Notamment, la hausse soudaine des emprunts de sauvetage s’est produite alors même que le marché obligataire se redressait et que les obligations reprenaient une partie de leur valeur alors que la Fed relâchait l’accélérateur de la hausse des taux. Cela a apparemment apporté un certain soulagement aux bilans des banques.
Certes, l’encours de 133 milliards de dollars semble insignifiant comparé aux 22 800 milliards de dollars d’actifs bancaires commerciaux détenus par les 4 100 banques commerciales aux États-Unis. Le fait que certaines banques en difficulté continuent de recourir à un programme de sauvetage neuf mois après la crise ne signifie pas nécessairement que le système bancaire est au bord de l’effondrement. Mais même si les plans de sauvetage ne sont peut-être pas un incendie, c’est au moins de la fumée. Il y a encore des problèmes qui bouillonnent sous la surface dans le système bancaire.
Il s’agit d’une conséquence prévisible de la hausse des taux d’intérêt par la Fed pour lutter contre l’inflation des prix .
Des taux d’intérêt artificiellement bas et de l’argent facile sont le lait maternel de cette économie en bulle. Alors que les entreprises, les consommateurs et le gouvernement fédéral sont tous endettés, cette économie et le système financier ne peuvent tout simplement pas fonctionner à long terme dans un environnement de taux d’intérêt élevés. La crise bancaire du début de l’année a été la première à éclater sous l’effet de la hausse des taux d’intérêt. D’autres choses suivront.

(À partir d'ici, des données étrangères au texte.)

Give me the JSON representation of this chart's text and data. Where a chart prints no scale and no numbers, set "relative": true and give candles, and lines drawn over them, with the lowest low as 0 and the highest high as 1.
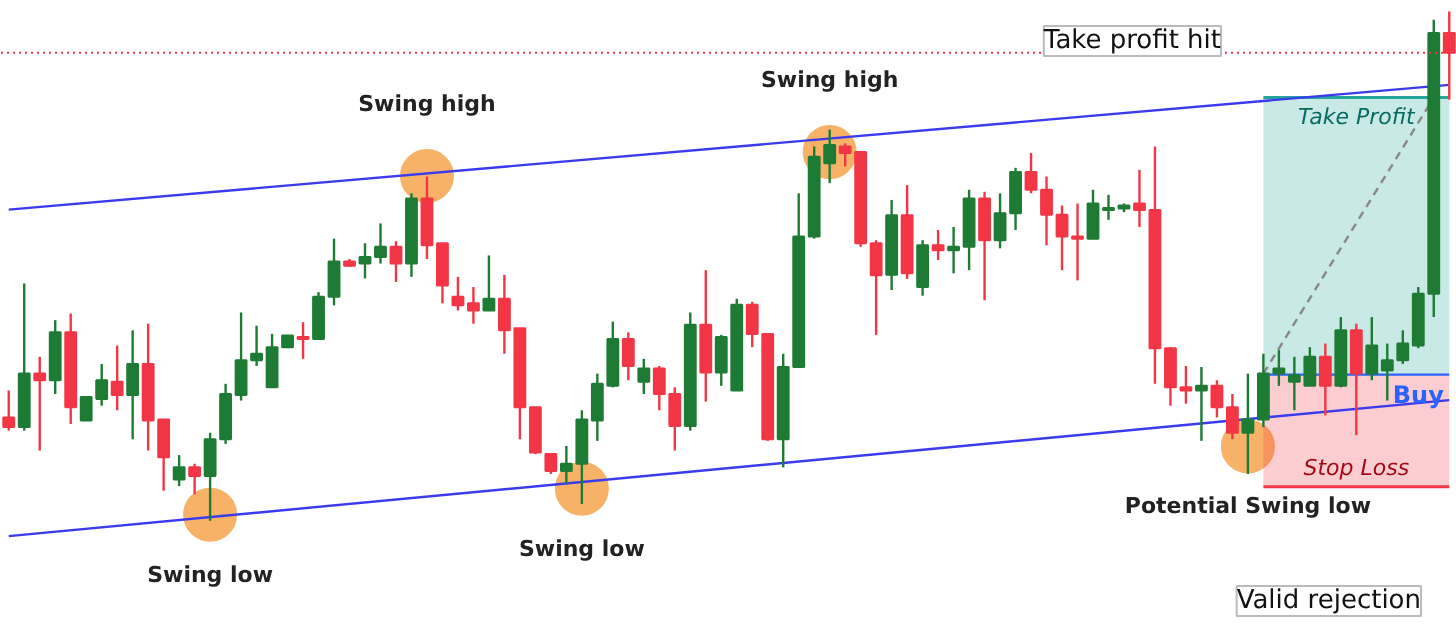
{
  "chart_data": {
    "type": "candlestick",
    "relative": true,
    "tick_labels": false,
    "grid": false,
    "categories": [
      null,
      null,
      null,
      null,
      null,
      null,
      null,
      null,
      null,
      null,
      null,
      null,
      null,
      null,
      null,
      null,
      null,
      null,
      null,
      null,
      null,
      null,
      null,
      null,
      null,
      null,
      null,
      null,
      null,
      null,
      null,
      null,
      null,
      null,
      null,
      null,
      null,
      null,
      null,
      null,
      null,
      null,
      null,
      null,
      null,
      null,
      null,
      null,
      null,
      null,
      null,
      null,
      null,
      null,
      null,
      null,
      null,
      null,
      null,
      null,
      null,
      null,
      null,
      null,
      null,
      null,
      null,
      null,
      null,
      null,
      null,
      null,
      null,
      null,
      null,
      null,
      null,
      null,
      null,
      null,
      null,
      null,
      null,
      null,
      null,
      null,
      null,
      null,
      null,
      null,
      null,
      null,
      null,
      null
    ],
    "ohlc": [
      [
        0.203,
        0.256,
        0.177,
        0.184
      ],
      [
        0.184,
        0.466,
        0.177,
        0.289
      ],
      [
        0.289,
        0.322,
        0.138,
        0.276
      ],
      [
        0.276,
        0.394,
        0.249,
        0.37
      ],
      [
        0.37,
        0.407,
        0.19,
        0.223
      ],
      [
        0.197,
        0.243,
        0.197,
        0.243
      ],
      [
        0.239,
        0.308,
        0.226,
        0.276
      ],
      [
        0.273,
        0.344,
        0.217,
        0.247
      ],
      [
        0.247,
        0.374,
        0.16,
        0.308
      ],
      [
        0.308,
        0.387,
        0.138,
        0.197
      ],
      [
        0.199,
        0.199,
        0.059,
        0.125
      ],
      [
        0.081,
        0.129,
        0.068,
        0.105
      ],
      [
        0.105,
        0.112,
        0.052,
        0.088
      ],
      [
        0.088,
        0.173,
        0.0,
        0.16
      ],
      [
        0.16,
        0.269,
        0.151,
        0.249
      ],
      [
        0.247,
        0.409,
        0.236,
        0.315
      ],
      [
        0.315,
        0.383,
        0.304,
        0.328
      ],
      [
        0.262,
        0.367,
        0.262,
        0.341
      ],
      [
        0.341,
        0.365,
        0.339,
        0.364
      ],
      [
        0.361,
        0.39,
        0.318,
        0.357
      ],
      [
        0.357,
        0.449,
        0.357,
        0.44
      ],
      [
        0.44,
        0.554,
        0.423,
        0.509
      ],
      [
        0.509,
        0.514,
        0.499,
        0.501
      ],
      [
        0.505,
        0.545,
        0.476,
        0.518
      ],
      [
        0.518,
        0.584,
        0.505,
        0.538
      ],
      [
        0.538,
        0.549,
        0.469,
        0.505
      ],
      [
        0.505,
        0.643,
        0.479,
        0.633
      ],
      [
        0.633,
        0.676,
        0.514,
        0.541
      ],
      [
        0.545,
        0.545,
        0.427,
        0.462
      ],
      [
        0.44,
        0.479,
        0.413,
        0.423
      ],
      [
        0.427,
        0.459,
        0.387,
        0.413
      ],
      [
        0.413,
        0.521,
        0.413,
        0.436
      ],
      [
        0.436,
        0.483,
        0.328,
        0.374
      ],
      [
        0.378,
        0.378,
        0.16,
        0.223
      ],
      [
        0.223,
        0.223,
        0.131,
        0.134
      ],
      [
        0.131,
        0.131,
        0.092,
        0.098
      ],
      [
        0.098,
        0.147,
        0.072,
        0.112
      ],
      [
        0.112,
        0.217,
        0.033,
        0.199
      ],
      [
        0.197,
        0.289,
        0.157,
        0.269
      ],
      [
        0.265,
        0.391,
        0.262,
        0.357
      ],
      [
        0.357,
        0.37,
        0.276,
        0.304
      ],
      [
        0.273,
        0.318,
        0.249,
        0.299
      ],
      [
        0.299,
        0.304,
        0.217,
        0.249
      ],
      [
        0.249,
        0.262,
        0.138,
        0.186
      ],
      [
        0.186,
        0.409,
        0.177,
        0.385
      ],
      [
        0.385,
        0.492,
        0.234,
        0.291
      ],
      [
        0.291,
        0.365,
        0.265,
        0.361
      ],
      [
        0.256,
        0.436,
        0.256,
        0.424
      ],
      [
        0.424,
        0.43,
        0.341,
        0.367
      ],
      [
        0.367,
        0.367,
        0.157,
        0.16
      ],
      [
        0.16,
        0.328,
        0.105,
        0.302
      ],
      [
        0.302,
        0.643,
        0.302,
        0.558
      ],
      [
        0.558,
        0.735,
        0.554,
        0.715
      ],
      [
        0.702,
        0.768,
        0.663,
        0.738
      ],
      [
        0.735,
        0.741,
        0.696,
        0.722
      ],
      [
        0.724,
        0.724,
        0.538,
        0.545
      ],
      [
        0.545,
        0.551,
        0.365,
        0.482
      ],
      [
        0.483,
        0.63,
        0.453,
        0.6
      ],
      [
        0.6,
        0.659,
        0.475,
        0.486
      ],
      [
        0.459,
        0.551,
        0.442,
        0.541
      ],
      [
        0.541,
        0.571,
        0.512,
        0.531
      ],
      [
        0.531,
        0.577,
        0.486,
        0.538
      ],
      [
        0.538,
        0.65,
        0.492,
        0.633
      ],
      [
        0.633,
        0.646,
        0.433,
        0.551
      ],
      [
        0.551,
        0.643,
        0.535,
        0.604
      ],
      [
        0.604,
        0.693,
        0.571,
        0.685
      ],
      [
        0.685,
        0.722,
        0.643,
        0.65
      ],
      [
        0.65,
        0.676,
        0.541,
        0.601
      ],
      [
        0.601,
        0.619,
        0.492,
        0.558
      ],
      [
        0.558,
        0.623,
        0.472,
        0.558
      ],
      [
        0.554,
        0.65,
        0.554,
        0.623
      ],
      [
        0.61,
        0.64,
        0.591,
        0.614
      ],
      [
        0.613,
        0.623,
        0.606,
        0.619
      ],
      [
        0.623,
        0.689,
        0.577,
        0.61
      ],
      [
        0.61,
        0.735,
        0.269,
        0.339
      ],
      [
        0.339,
        0.341,
        0.226,
        0.262
      ],
      [
        0.262,
        0.304,
        0.23,
        0.256
      ],
      [
        0.256,
        0.302,
        0.157,
        0.265
      ],
      [
        0.265,
        0.276,
        0.203,
        0.223
      ],
      [
        0.223,
        0.249,
        0.16,
        0.173
      ],
      [
        0.173,
        0.289,
        0.092,
        0.199
      ],
      [
        0.199,
        0.328,
        0.184,
        0.289
      ],
      [
        0.289,
        0.335,
        0.265,
        0.299
      ],
      [
        0.273,
        0.322,
        0.217,
        0.286
      ],
      [
        0.265,
        0.341,
        0.265,
        0.322
      ],
      [
        0.322,
        0.348,
        0.207,
        0.265
      ],
      [
        0.265,
        0.4,
        0.262,
        0.374
      ],
      [
        0.374,
        0.387,
        0.168,
        0.289
      ],
      [
        0.289,
        0.4,
        0.276,
        0.344
      ],
      [
        0.295,
        0.348,
        0.236,
        0.315
      ],
      [
        0.315,
        0.374,
        0.308,
        0.348
      ],
      [
        0.344,
        0.459,
        0.339,
        0.446
      ],
      [
        0.446,
        0.984,
        0.4,
        0.958
      ],
      [
        0.958,
        1.0,
        0.827,
        0.919
      ]
    ],
    "colors": [
      "#f23645",
      "#1e7b34",
      "#f23645",
      "#1e7b34",
      "#f23645",
      "#1e7b34",
      "#1e7b34",
      "#f23645",
      "#1e7b34",
      "#f23645",
      "#f23645",
      "#1e7b34",
      "#f23645",
      "#1e7b34",
      "#1e7b34",
      "#1e7b34",
      "#1e7b34",
      "#1e7b34",
      "#1e7b34",
      "#f23645",
      "#1e7b34",
      "#1e7b34",
      "#f23645",
      "#1e7b34",
      "#1e7b34",
      "#f23645",
      "#1e7b34",
      "#f23645",
      "#f23645",
      "#f23645",
      "#f23645",
      "#1e7b34",
      "#f23645",
      "#f23645",
      "#f23645",
      "#f23645",
      "#1e7b34",
      "#1e7b34",
      "#1e7b34",
      "#1e7b34",
      "#f23645",
      "#1e7b34",
      "#f23645",
      "#f23645",
      "#1e7b34",
      "#f23645",
      "#1e7b34",
      "#1e7b34",
      "#f23645",
      "#f23645",
      "#1e7b34",
      "#1e7b34",
      "#1e7b34",
      "#1e7b34",
      "#f23645",
      "#f23645",
      "#f23645",
      "#1e7b34",
      "#f23645",
      "#1e7b34",
      "#f23645",
      "#1e7b34",
      "#1e7b34",
      "#f23645",
      "#1e7b34",
      "#1e7b34",
      "#f23645",
      "#f23645",
      "#f23645",
      "#f23645",
      "#1e7b34",
      "#1e7b34",
      "#1e7b34",
      "#f23645",
      "#f23645",
      "#f23645",
      "#f23645",
      "#1e7b34",
      "#f23645",
      "#f23645",
      "#1e7b34",
      "#1e7b34",
      "#1e7b34",
      "#1e7b34",
      "#1e7b34",
      "#f23645",
      "#1e7b34",
      "#f23645",
      "#1e7b34",
      "#1e7b34",
      "#1e7b34",
      "#1e7b34",
      "#1e7b34",
      "#f23645"
    ],
    "series": [
      {
        "type": "line",
        "name": "Take Profit",
        "color": "#26a69a",
        "values": [
          null,
          null,
          null,
          null,
          null,
          null,
          null,
          null,
          null,
          null,
          null,
          null,
          null,
          null,
          null,
          null,
          null,
          null,
          null,
          null,
          null,
          null,
          null,
          null,
          null,
          null,
          null,
          null,
          null,
          null,
          null,
          null,
          null,
          null,
          null,
          null,
          null,
          null,
          null,
          null,
          null,
          null,
          null,
          null,
          null,
          null,
          null,
          null,
          null,
          null,
          null,
          null,
          null,
          null,
          null,
          null,
          null,
          null,
          null,
          null,
          null,
          null,
          null,
          null,
          null,
          null,
          null,
          null,
          null,
          null,
          null,
          null,
          null,
          null,
          null,
          null,
          null,
          null,
          null,
          null,
          null,
          0.831,
          null,
          null,
          null,
          null,
          null,
          null,
          null,
          null,
          null,
          null,
          null,
          0.831
        ],
        "upper": [
          null,
          null,
          null,
          null,
          null,
          null,
          null,
          null,
          null,
          null,
          null,
          null,
          null,
          null,
          null,
          null,
          null,
          null,
          null,
          null,
          null,
          null,
          null,
          null,
          null,
          null,
          null,
          null,
          null,
          null,
          null,
          null,
          null,
          null,
          null,
          null,
          null,
          null,
          null,
          null,
          null,
          null,
          null,
          null,
          null,
          null,
          null,
          null,
          null,
          null,
          null,
          null,
          null,
          null,
          null,
          null,
          null,
          null,
          null,
          null,
          null,
          null,
          null,
          null,
          null,
          null,
          null,
          null,
          null,
          null,
          null,
          null,
          null,
          null,
          null,
          null,
          null,
          null,
          null,
          null,
          null,
          0.831,
          null,
          null,
          null,
          null,
          null,
          null,
          null,
          null,
          null,
          null,
          null,
          0.831
        ],
        "lower": [
          null,
          null,
          null,
          null,
          null,
          null,
          null,
          null,
          null,
          null,
          null,
          null,
          null,
          null,
          null,
          null,
          null,
          null,
          null,
          null,
          null,
          null,
          null,
          null,
          null,
          null,
          null,
          null,
          null,
          null,
          null,
          null,
          null,
          null,
          null,
          null,
          null,
          null,
          null,
          null,
          null,
          null,
          null,
          null,
          null,
          null,
          null,
          null,
          null,
          null,
          null,
          null,
          null,
          null,
          null,
          null,
          null,
          null,
          null,
          null,
          null,
          null,
          null,
          null,
          null,
          null,
          null,
          null,
          null,
          null,
          null,
          null,
          null,
          null,
          null,
          null,
          null,
          null,
          null,
          null,
          null,
          0.287,
          null,
          null,
          null,
          null,
          null,
          null,
          null,
          null,
          null,
          null,
          null,
          0.287
        ]
      },
      {
        "type": "line",
        "name": "Stop Loss",
        "color": "#f23645",
        "upper": [
          null,
          null,
          null,
          null,
          null,
          null,
          null,
          null,
          null,
          null,
          null,
          null,
          null,
          null,
          null,
          null,
          null,
          null,
          null,
          null,
          null,
          null,
          null,
          null,
          null,
          null,
          null,
          null,
          null,
          null,
          null,
          null,
          null,
          null,
          null,
          null,
          null,
          null,
          null,
          null,
          null,
          null,
          null,
          null,
          null,
          null,
          null,
          null,
          null,
          null,
          null,
          null,
          null,
          null,
          null,
          null,
          null,
          null,
          null,
          null,
          null,
          null,
          null,
          null,
          null,
          null,
          null,
          null,
          null,
          null,
          null,
          null,
          null,
          null,
          null,
          null,
          null,
          null,
          null,
          null,
          null,
          0.287,
          null,
          null,
          null,
          null,
          null,
          null,
          null,
          null,
          null,
          null,
          null,
          0.287
        ],
        "values": [
          null,
          null,
          null,
          null,
          null,
          null,
          null,
          null,
          null,
          null,
          null,
          null,
          null,
          null,
          null,
          null,
          null,
          null,
          null,
          null,
          null,
          null,
          null,
          null,
          null,
          null,
          null,
          null,
          null,
          null,
          null,
          null,
          null,
          null,
          null,
          null,
          null,
          null,
          null,
          null,
          null,
          null,
          null,
          null,
          null,
          null,
          null,
          null,
          null,
          null,
          null,
          null,
          null,
          null,
          null,
          null,
          null,
          null,
          null,
          null,
          null,
          null,
          null,
          null,
          null,
          null,
          null,
          null,
          null,
          null,
          null,
          null,
          null,
          null,
          null,
          null,
          null,
          null,
          null,
          null,
          null,
          0.067,
          null,
          null,
          null,
          null,
          null,
          null,
          null,
          null,
          null,
          null,
          null,
          0.067
        ],
        "lower": [
          null,
          null,
          null,
          null,
          null,
          null,
          null,
          null,
          null,
          null,
          null,
          null,
          null,
          null,
          null,
          null,
          null,
          null,
          null,
          null,
          null,
          null,
          null,
          null,
          null,
          null,
          null,
          null,
          null,
          null,
          null,
          null,
          null,
          null,
          null,
          null,
          null,
          null,
          null,
          null,
          null,
          null,
          null,
          null,
          null,
          null,
          null,
          null,
          null,
          null,
          null,
          null,
          null,
          null,
          null,
          null,
          null,
          null,
          null,
          null,
          null,
          null,
          null,
          null,
          null,
          null,
          null,
          null,
          null,
          null,
          null,
          null,
          null,
          null,
          null,
          null,
          null,
          null,
          null,
          null,
          null,
          0.067,
          null,
          null,
          null,
          null,
          null,
          null,
          null,
          null,
          null,
          null,
          null,
          0.067
        ]
      },
      {
        "type": "line",
        "name": "Buy",
        "color": "#2962ff",
        "values": [
          null,
          null,
          null,
          null,
          null,
          null,
          null,
          null,
          null,
          null,
          null,
          null,
          null,
          null,
          null,
          null,
          null,
          null,
          null,
          null,
          null,
          null,
          null,
          null,
          null,
          null,
          null,
          null,
          null,
          null,
          null,
          null,
          null,
          null,
          null,
          null,
          null,
          null,
          null,
          null,
          null,
          null,
          null,
          null,
          null,
          null,
          null,
          null,
          null,
          null,
          null,
          null,
          null,
          null,
          null,
          null,
          null,
          null,
          null,
          null,
          null,
          null,
          null,
          null,
          null,
          null,
          null,
          null,
          null,
          null,
          null,
          null,
          null,
          null,
          null,
          null,
          null,
          null,
          null,
          null,
          null,
          0.287,
          null,
          null,
          null,
          null,
          null,
          null,
          null,
          null,
          null,
          null,
          null,
          0.287
        ]
      },
      {
        "type": "line",
        "color": "#3a3aee",
        "values": [
          0.611,
          null,
          null,
          null,
          null,
          null,
          null,
          null,
          null,
          null,
          null,
          null,
          null,
          null,
          null,
          null,
          null,
          null,
          null,
          null,
          null,
          null,
          null,
          null,
          null,
          null,
          null,
          null,
          null,
          null,
          null,
          null,
          null,
          null,
          null,
          null,
          null,
          null,
          null,
          null,
          null,
          null,
          null,
          null,
          null,
          null,
          null,
          null,
          null,
          null,
          null,
          null,
          null,
          null,
          null,
          null,
          null,
          null,
          null,
          null,
          null,
          null,
          null,
          null,
          null,
          null,
          null,
          null,
          null,
          null,
          null,
          null,
          null,
          null,
          null,
          null,
          null,
          null,
          null,
          null,
          null,
          null,
          null,
          null,
          null,
          null,
          null,
          null,
          null,
          null,
          null,
          null,
          null,
          0.856
        ]
      },
      {
        "type": "line",
        "color": "#3a3aee",
        "values": [
          -0.03,
          null,
          null,
          null,
          null,
          null,
          null,
          null,
          null,
          null,
          null,
          null,
          null,
          null,
          null,
          null,
          null,
          null,
          null,
          null,
          null,
          null,
          null,
          null,
          null,
          null,
          null,
          null,
          null,
          null,
          null,
          null,
          null,
          null,
          null,
          null,
          null,
          null,
          null,
          null,
          null,
          null,
          null,
          null,
          null,
          null,
          null,
          null,
          null,
          null,
          null,
          null,
          null,
          null,
          null,
          null,
          null,
          null,
          null,
          null,
          null,
          null,
          null,
          null,
          null,
          null,
          null,
          null,
          null,
          null,
          null,
          null,
          null,
          null,
          null,
          null,
          null,
          null,
          null,
          null,
          null,
          null,
          null,
          null,
          null,
          null,
          null,
          null,
          null,
          null,
          null,
          null,
          null,
          0.237
        ]
      },
      {
        "type": "line",
        "color": "#888888",
        "line_style": "dashed",
        "values": [
          null,
          null,
          null,
          null,
          null,
          null,
          null,
          null,
          null,
          null,
          null,
          null,
          null,
          null,
          null,
          null,
          null,
          null,
          null,
          null,
          null,
          null,
          null,
          null,
          null,
          null,
          null,
          null,
          null,
          null,
          null,
          null,
          null,
          null,
          null,
          null,
          null,
          null,
          null,
          null,
          null,
          null,
          null,
          null,
          null,
          null,
          null,
          null,
          null,
          null,
          null,
          null,
          null,
          null,
          null,
          null,
          null,
          null,
          null,
          null,
          null,
          null,
          null,
          null,
          null,
          null,
          null,
          null,
          null,
          null,
          null,
          null,
          null,
          null,
          null,
          null,
          null,
          null,
          null,
          null,
          null,
          0.289,
          null,
          null,
          null,
          null,
          null,
          null,
          null,
          null,
          null,
          null,
          0.831,
          null
        ]
      },
      {
        "type": "scatter",
        "marker": "circle",
        "color": "#f7b267",
        "values": [
          null,
          null,
          null,
          null,
          null,
          null,
          null,
          null,
          null,
          null,
          null,
          null,
          null,
          0.012,
          null,
          null,
          null,
          null,
          null,
          null,
          null,
          null,
          null,
          null,
          null,
          null,
          null,
          0.677,
          null,
          null,
          null,
          null,
          null,
          null,
          null,
          null,
          null,
          0.063,
          null,
          null,
          null,
          null,
          null,
          null,
          null,
          null,
          null,
          null,
          null,
          null,
          null,
          null,
          null,
          0.724,
          null,
          null,
          null,
          null,
          null,
          null,
          null,
          null,
          null,
          null,
          null,
          null,
          null,
          null,
          null,
          null,
          null,
          null,
          null,
          null,
          null,
          null,
          null,
          null,
          null,
          null,
          0.146,
          null,
          null,
          null,
          null,
          null,
          null,
          null,
          null,
          null,
          null,
          null,
          null,
          null
        ]
      }
    ],
    "ref_lines": [
      {
        "axis": "y",
        "value": 0.919,
        "color": "#f23645",
        "line_style": "dotted"
      }
    ],
    "annotations": [
      "Swing low",
      "Swing high",
      "Swing low",
      "Swing high",
      "Potential Swing low",
      "Take profit hit",
      "Valid rejection"
    ]
  }
}
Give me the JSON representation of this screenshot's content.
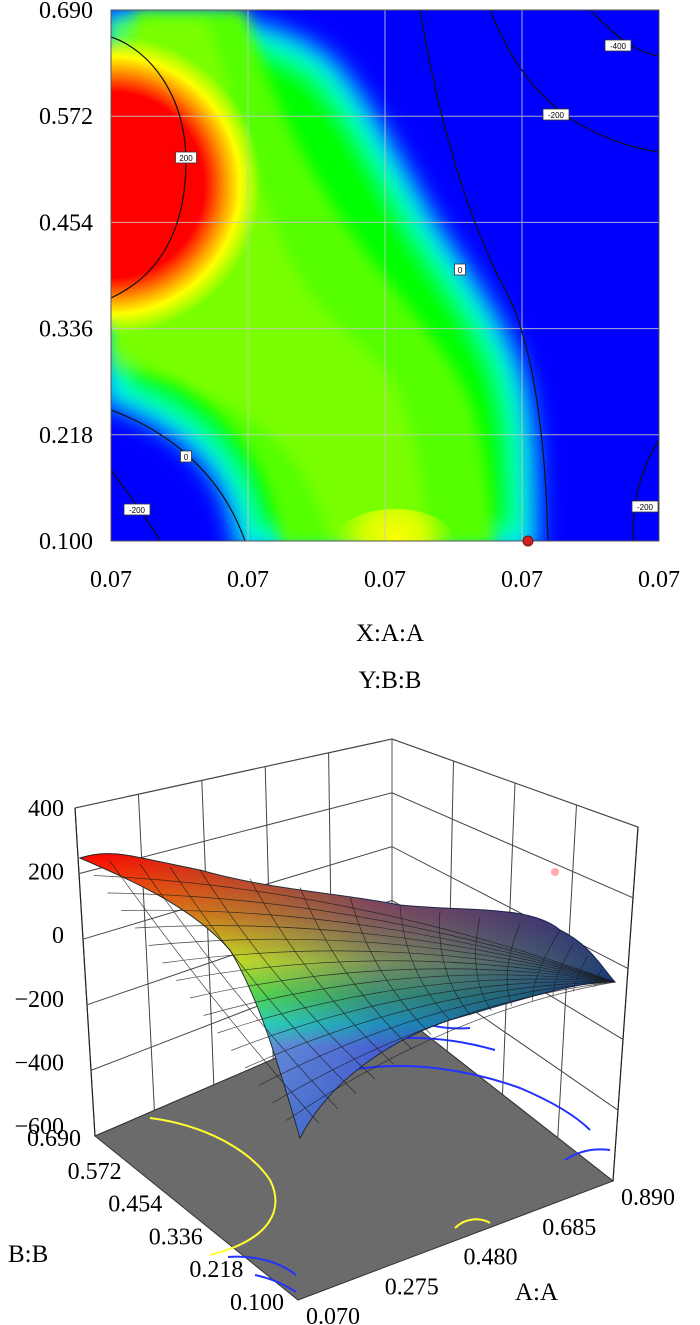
{
  "chart_data": [
    {
      "type": "heatmap",
      "subtype": "contour",
      "x_tick_labels": [
        "0.07",
        "0.07",
        "0.07",
        "0.07",
        "0.07"
      ],
      "y_tick_labels": [
        "0.100",
        "0.218",
        "0.336",
        "0.454",
        "0.572",
        "0.690"
      ],
      "xlabel": "X:A:A",
      "ylabel": "Y:B:B",
      "ylim": [
        0.1,
        0.69
      ],
      "colorscale": [
        "#0000ff",
        "#00ffff",
        "#00ff00",
        "#ffff00",
        "#ff0000"
      ],
      "grid": true,
      "contour_labels": [
        "-400",
        "-200",
        "200",
        "0",
        "0",
        "-200",
        "-200"
      ],
      "design_point_color": "#cc2222"
    },
    {
      "type": "surface",
      "x_tick_labels": [
        "0.070",
        "0.275",
        "0.480",
        "0.685",
        "0.890"
      ],
      "y_tick_labels": [
        "0.100",
        "0.218",
        "0.336",
        "0.454",
        "0.572",
        "0.690"
      ],
      "z_tick_labels": [
        "400",
        "200",
        "0",
        "−200",
        "−400",
        "−600"
      ],
      "xlabel": "A:A",
      "ylabel": "B:B",
      "xlim": [
        0.07,
        0.89
      ],
      "ylim": [
        0.1,
        0.69
      ],
      "zlim": [
        -600,
        400
      ],
      "floor_color": "#6b6b6b",
      "floor_contour_colors": [
        "#ffff33",
        "#2233ff"
      ]
    }
  ]
}
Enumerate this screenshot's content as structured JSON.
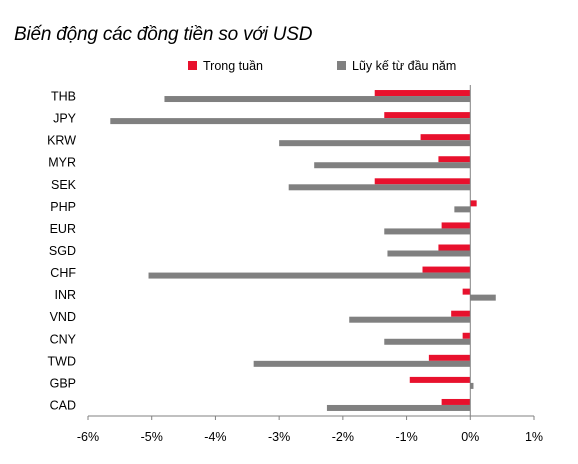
{
  "chart_data": {
    "type": "bar",
    "orientation": "horizontal",
    "title": "Biến động các đồng tiền so với USD",
    "categories": [
      "THB",
      "JPY",
      "KRW",
      "MYR",
      "SEK",
      "PHP",
      "EUR",
      "SGD",
      "CHF",
      "INR",
      "VND",
      "CNY",
      "TWD",
      "GBP",
      "CAD"
    ],
    "series": [
      {
        "name": "Trong tuần",
        "color": "#e8112d",
        "values": [
          -1.5,
          -1.35,
          -0.78,
          -0.5,
          -1.5,
          0.1,
          -0.45,
          -0.5,
          -0.75,
          -0.12,
          -0.3,
          -0.12,
          -0.65,
          -0.95,
          -0.45
        ]
      },
      {
        "name": "Lũy kế từ đầu năm",
        "color": "#808080",
        "values": [
          -4.8,
          -5.65,
          -3.0,
          -2.45,
          -2.85,
          -0.25,
          -1.35,
          -1.3,
          -5.05,
          0.4,
          -1.9,
          -1.35,
          -3.4,
          0.05,
          -2.25
        ]
      }
    ],
    "xlim": [
      -6,
      1
    ],
    "xticks": [
      "-6%",
      "-5%",
      "-4%",
      "-3%",
      "-2%",
      "-1%",
      "0%",
      "1%"
    ],
    "legend_position": "top"
  }
}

Nous avons déjà assisté à des secousses sur le marché de l’immobilier commercial .
Même si vous pourriez être tenté de blâmer les récentes hausses de taux de la Fed pour ces problèmes, le véritable problème a commencé il y a des années.
Après la Grande Récession, la politique de la Réserve fédérale a intentionnellement incité à emprunter pour « stimuler » l’économie. Il a réduit les taux à zéro et a lancé trois cycles d’assouplissement quantitatif (Planche à billets). Après une tentative infructueuse de normalisation des taux et de réduction de son bilan en 2018, la Fed a doublé sa politique d’argent facile pendant la pandémie. Cette inflation monétaire a inévitablement conduit à une inflation des prix. Cela a contraint la Fed à augmenter ses taux d’intérêt. La banque centrale semble avoir freiné l’inflation des prix ( pour l’instant ), mais elle a également détruit le système financier.
En effet, la Fed a réussi à masquer la crise financière grâce à ce programme de sauvetage. En gros, il lui a appliqué un pansement. Mais il n’a pas abordé le problème sous-jacent : l’impact de la hausse des taux d’intérêt sur une économie et un système financier accros à l’argent facile.
Et ce n’est qu’une question de temps avant qu’un nouveau problème ne surgisse.